Si bien qu'en vingt ans, environ 50.000 lits d'hospitalisation ont été
fermés, sans que cela ne soit compensé par l'ouverture de places dans
des structures alternatives en ville. L'anti-psychiatrie s'est échouée
sur les injonctions comptables.
La pénurie de psychiatres et la fin de la formation spécifique des
infirmiers ont encore fragilisé une profession toujours plus morcelée
dans ses influences intellectuelles et cliniques.

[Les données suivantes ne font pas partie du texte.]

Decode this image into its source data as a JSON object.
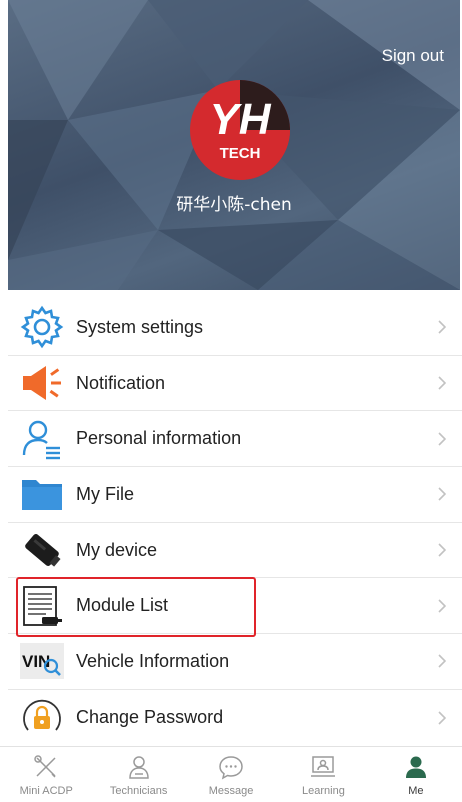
{
  "header": {
    "sign_out": "Sign out",
    "username": "研华小陈-chen",
    "logo_text": "YH",
    "logo_subtext": "TECH"
  },
  "menu": {
    "items": [
      {
        "label": "System settings",
        "icon": "gear-icon"
      },
      {
        "label": "Notification",
        "icon": "megaphone-icon"
      },
      {
        "label": "Personal information",
        "icon": "person-icon"
      },
      {
        "label": "My File",
        "icon": "folder-icon"
      },
      {
        "label": "My device",
        "icon": "device-icon"
      },
      {
        "label": "Module List",
        "icon": "module-list-icon",
        "highlighted": true
      },
      {
        "label": "Vehicle Information",
        "icon": "vin-search-icon",
        "icon_text": "VIN"
      },
      {
        "label": "Change Password",
        "icon": "lock-icon"
      }
    ]
  },
  "tabbar": {
    "tabs": [
      {
        "label": "Mini ACDP",
        "icon": "tools-icon"
      },
      {
        "label": "Technicians",
        "icon": "technician-icon"
      },
      {
        "label": "Message",
        "icon": "chat-icon"
      },
      {
        "label": "Learning",
        "icon": "learning-icon"
      },
      {
        "label": "Me",
        "icon": "me-icon",
        "active": true
      }
    ]
  },
  "colors": {
    "accent_blue": "#2f8fd8",
    "orange": "#f06a2a",
    "highlight_red": "#e0242a",
    "logo_red": "#d42a2e"
  }
}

Les pratiques
finissent par s'en ressentir, comme en témoigne l'oscillation
récurrente entre abattement et mobilisation, entre fatigue et coups de
gueule.
Commentaire de François-R. Dupond Muzart
J'ai mis en gras en fin d'article le passage qui rapporte les propos
remarquables de Pierre Sidon et Sophie Bialek, à rebours des
prétentions farfelues à isoler la psychiatrie en tant que "soin" pour
en rejeter les aspects de rôle relatif à la sécurité et à la
dangerosité.
Voici l'adresse du site de la SARP, Société pour l'action et la
recherche en psychiatrie, dont il est fait mention dans l'article à
leur sujet :
http://www.forumdespsychiatres.org/
Je rappelle l'article L4163-7 du Code de la santé publique :
http://www.legifrance.gouv.fr/affichCodeArticle.do?cidTexte=LEGITEXT000006072665&idArticle=LEGIARTI000006688995&dateTexte=20081221
= http://tinyurl.com/8xo5ha
<< Est puni de 3750 euros d'amende le fait :
1° (...)
2° Pour un médecin, de ne pas déférer aux réquisitions de l'autorité publique. >>
Ces dispositions proviennent de l'Ordonnance 45-2184 1945-09-24 art. 16 :
http://www.legifrance.gouv.fr/affichTexte.do?cidTexte=JORFTEXT000000888903&dateTexte=19450928
= http://tinyurl.com/6slmh2
Je
suggère à ceux insatisfaits par ces observations de s'adresser à leur
parlementaire pour solliciter l'abrogation de l'article précité L4163-7
du Code de la santé publique.
Au cas contraire, espérons que les amendes auront tôt fait de ramener à
la raison (!) un certain nombre de grands esprits rendus
mystérieusement farfelus quant aux relations essentielles entre
psychiatrie, sécurité et dangerosité.
Je tiens ces propos en droit, en raisonnement juridique, comme vous
en avez l'habitude, et bien sûr non en opportunité, chose sur laquelle
je ne me prononce pas, précisément pour pouvoir dûment présenter le
raisonnement juridique et le signaler quand il est correctement tenu à
mon avis, comme dans l'article qui suit dans les propos de Sophie
Bialek et Pierre Sidon, actuellement en une du site Mediapart, chose
elle-même remarquable.
Et évidemment, chacun est "libre" de prétendre vouloir ignorer le droit, i.e. le raisonnement juridique.